Some of the NGIA’s geospatial intelligence of the United States is undeniably helpful. For example, it has produced imagery of forest fires and flooding that proved valuable in firefighting and disaster relief efforts. NGIA also helped identify critical security lapses in such vulnerable infrastructure as nuclear power plants, dams, and electrical transmission systems. But the NGIA admits it has also collected and analyzed image data on political demonstrations (such as those during the 2004 political conventions) and has offered what it terms “passive assistance” to law enforcement agencies. According to Bert Beaulieu, director of NGIA’s Americas office, an example of such passive assistance could be NGIA checking to see whether they have an image showing a certain vehicle in a given location on a specific day and time. But, Beaulieu added, “I can’t remember a single case where we actually had such an image for that day.”

NGIA can only specifically track targets (such as homes and businesses) in the United States when national security and anti-terrorism issues are involved. Flowever, it is much easier for law enforcement agencies to raise such issues in the post-September 11 environment.
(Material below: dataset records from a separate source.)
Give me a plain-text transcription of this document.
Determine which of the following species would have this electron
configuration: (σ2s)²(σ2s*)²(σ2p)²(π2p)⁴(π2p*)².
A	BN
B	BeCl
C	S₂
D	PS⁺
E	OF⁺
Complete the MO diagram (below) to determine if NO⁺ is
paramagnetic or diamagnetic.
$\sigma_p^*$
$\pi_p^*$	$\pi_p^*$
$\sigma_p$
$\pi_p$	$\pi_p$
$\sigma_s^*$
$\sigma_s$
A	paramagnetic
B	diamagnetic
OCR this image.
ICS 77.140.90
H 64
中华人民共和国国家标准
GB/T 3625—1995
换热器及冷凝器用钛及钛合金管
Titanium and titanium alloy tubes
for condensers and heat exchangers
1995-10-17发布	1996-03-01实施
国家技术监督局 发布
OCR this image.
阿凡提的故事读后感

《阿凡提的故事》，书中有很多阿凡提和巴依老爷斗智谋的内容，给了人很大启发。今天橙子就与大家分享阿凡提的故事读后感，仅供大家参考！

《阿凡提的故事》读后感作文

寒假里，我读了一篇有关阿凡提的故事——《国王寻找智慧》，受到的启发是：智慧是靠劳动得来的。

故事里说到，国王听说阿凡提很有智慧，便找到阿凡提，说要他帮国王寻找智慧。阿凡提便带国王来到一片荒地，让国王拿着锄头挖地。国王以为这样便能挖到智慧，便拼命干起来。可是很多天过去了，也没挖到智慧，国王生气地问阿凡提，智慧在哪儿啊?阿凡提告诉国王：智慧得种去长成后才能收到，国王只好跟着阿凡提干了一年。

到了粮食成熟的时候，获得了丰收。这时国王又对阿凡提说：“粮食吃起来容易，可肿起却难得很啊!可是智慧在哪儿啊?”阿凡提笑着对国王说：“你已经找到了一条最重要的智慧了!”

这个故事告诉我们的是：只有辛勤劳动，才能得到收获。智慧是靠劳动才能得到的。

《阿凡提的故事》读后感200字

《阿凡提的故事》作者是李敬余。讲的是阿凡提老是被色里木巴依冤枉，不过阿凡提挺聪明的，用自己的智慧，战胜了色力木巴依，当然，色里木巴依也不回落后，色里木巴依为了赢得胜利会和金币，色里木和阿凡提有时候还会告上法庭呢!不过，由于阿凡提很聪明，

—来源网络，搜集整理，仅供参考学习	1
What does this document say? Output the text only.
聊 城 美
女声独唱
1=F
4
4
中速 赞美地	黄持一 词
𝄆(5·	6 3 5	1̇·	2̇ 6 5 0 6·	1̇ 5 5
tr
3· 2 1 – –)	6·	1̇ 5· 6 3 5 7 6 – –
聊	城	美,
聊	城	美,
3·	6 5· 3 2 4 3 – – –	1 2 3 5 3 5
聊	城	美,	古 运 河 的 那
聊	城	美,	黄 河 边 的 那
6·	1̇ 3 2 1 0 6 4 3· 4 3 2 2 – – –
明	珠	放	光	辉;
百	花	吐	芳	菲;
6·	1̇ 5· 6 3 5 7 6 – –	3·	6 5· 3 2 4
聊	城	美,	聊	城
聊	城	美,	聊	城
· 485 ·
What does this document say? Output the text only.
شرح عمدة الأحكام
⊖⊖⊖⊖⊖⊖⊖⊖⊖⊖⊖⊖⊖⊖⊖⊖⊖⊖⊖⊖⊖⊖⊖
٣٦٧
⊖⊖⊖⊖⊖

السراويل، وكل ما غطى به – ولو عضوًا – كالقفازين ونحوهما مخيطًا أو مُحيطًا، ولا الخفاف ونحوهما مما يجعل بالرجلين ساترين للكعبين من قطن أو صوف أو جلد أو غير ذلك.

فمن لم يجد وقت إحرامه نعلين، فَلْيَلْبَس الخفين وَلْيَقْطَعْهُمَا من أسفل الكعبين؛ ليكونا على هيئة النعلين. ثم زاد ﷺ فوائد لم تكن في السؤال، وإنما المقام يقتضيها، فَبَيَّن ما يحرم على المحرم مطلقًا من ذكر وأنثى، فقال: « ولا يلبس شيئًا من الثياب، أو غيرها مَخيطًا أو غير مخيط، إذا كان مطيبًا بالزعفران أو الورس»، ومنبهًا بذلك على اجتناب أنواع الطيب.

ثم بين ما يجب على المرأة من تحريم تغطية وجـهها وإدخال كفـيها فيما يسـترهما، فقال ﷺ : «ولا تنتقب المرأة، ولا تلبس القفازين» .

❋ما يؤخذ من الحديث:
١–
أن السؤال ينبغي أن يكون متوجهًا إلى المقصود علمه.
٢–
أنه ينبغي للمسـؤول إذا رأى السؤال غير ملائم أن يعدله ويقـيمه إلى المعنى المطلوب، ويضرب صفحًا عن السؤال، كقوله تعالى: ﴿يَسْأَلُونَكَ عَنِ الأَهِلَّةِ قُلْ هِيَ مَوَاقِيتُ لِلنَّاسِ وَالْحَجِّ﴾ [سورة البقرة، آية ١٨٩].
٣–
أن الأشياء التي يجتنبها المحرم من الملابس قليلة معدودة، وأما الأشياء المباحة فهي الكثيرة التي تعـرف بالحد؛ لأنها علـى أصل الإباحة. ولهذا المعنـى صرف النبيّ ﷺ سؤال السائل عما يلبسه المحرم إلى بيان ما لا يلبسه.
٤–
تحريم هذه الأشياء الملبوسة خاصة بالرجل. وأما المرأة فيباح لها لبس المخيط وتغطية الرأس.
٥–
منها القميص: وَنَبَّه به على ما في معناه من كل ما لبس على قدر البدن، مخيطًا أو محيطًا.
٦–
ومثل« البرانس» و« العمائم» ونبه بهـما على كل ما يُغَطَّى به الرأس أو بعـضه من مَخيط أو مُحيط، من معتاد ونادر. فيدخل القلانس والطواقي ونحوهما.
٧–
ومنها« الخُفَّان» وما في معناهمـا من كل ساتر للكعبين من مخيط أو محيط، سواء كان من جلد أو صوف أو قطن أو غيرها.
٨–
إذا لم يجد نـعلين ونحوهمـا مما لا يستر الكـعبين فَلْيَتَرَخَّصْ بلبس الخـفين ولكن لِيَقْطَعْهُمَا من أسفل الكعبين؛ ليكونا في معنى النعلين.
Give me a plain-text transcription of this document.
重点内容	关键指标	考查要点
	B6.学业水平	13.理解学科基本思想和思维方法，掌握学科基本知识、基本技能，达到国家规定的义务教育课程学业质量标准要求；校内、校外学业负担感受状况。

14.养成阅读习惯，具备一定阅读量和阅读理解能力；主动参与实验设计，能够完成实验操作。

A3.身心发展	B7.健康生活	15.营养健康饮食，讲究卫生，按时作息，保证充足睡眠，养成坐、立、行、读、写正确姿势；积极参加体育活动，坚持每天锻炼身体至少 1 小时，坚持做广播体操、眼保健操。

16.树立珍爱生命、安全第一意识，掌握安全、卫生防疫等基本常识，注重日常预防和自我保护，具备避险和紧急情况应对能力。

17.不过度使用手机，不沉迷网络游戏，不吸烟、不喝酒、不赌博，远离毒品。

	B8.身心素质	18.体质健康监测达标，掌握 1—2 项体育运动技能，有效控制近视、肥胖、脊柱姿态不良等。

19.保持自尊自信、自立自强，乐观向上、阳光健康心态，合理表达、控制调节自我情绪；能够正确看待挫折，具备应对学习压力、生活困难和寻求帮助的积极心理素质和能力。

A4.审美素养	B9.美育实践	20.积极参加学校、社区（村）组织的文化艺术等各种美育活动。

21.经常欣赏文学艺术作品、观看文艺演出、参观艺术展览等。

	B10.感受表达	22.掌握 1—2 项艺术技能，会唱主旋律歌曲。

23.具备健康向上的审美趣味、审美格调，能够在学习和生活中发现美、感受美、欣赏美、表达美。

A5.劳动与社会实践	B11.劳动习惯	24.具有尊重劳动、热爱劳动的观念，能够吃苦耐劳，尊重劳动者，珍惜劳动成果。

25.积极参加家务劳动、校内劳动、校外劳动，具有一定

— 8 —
So if you’re doing something unusual like having all the lights in your home on at 3 a.m. you might find yourself a NGIA target.

What’s There: The NGIA headquarters is your standard-issue brick government office; only the guardhouse at the entrance road indicates Top Secret Stuff is going on inside.

Getting a Look Inside: Forget it!

Getting There: The main NGIA building is at 4600 Sangamore Road in Bethesda.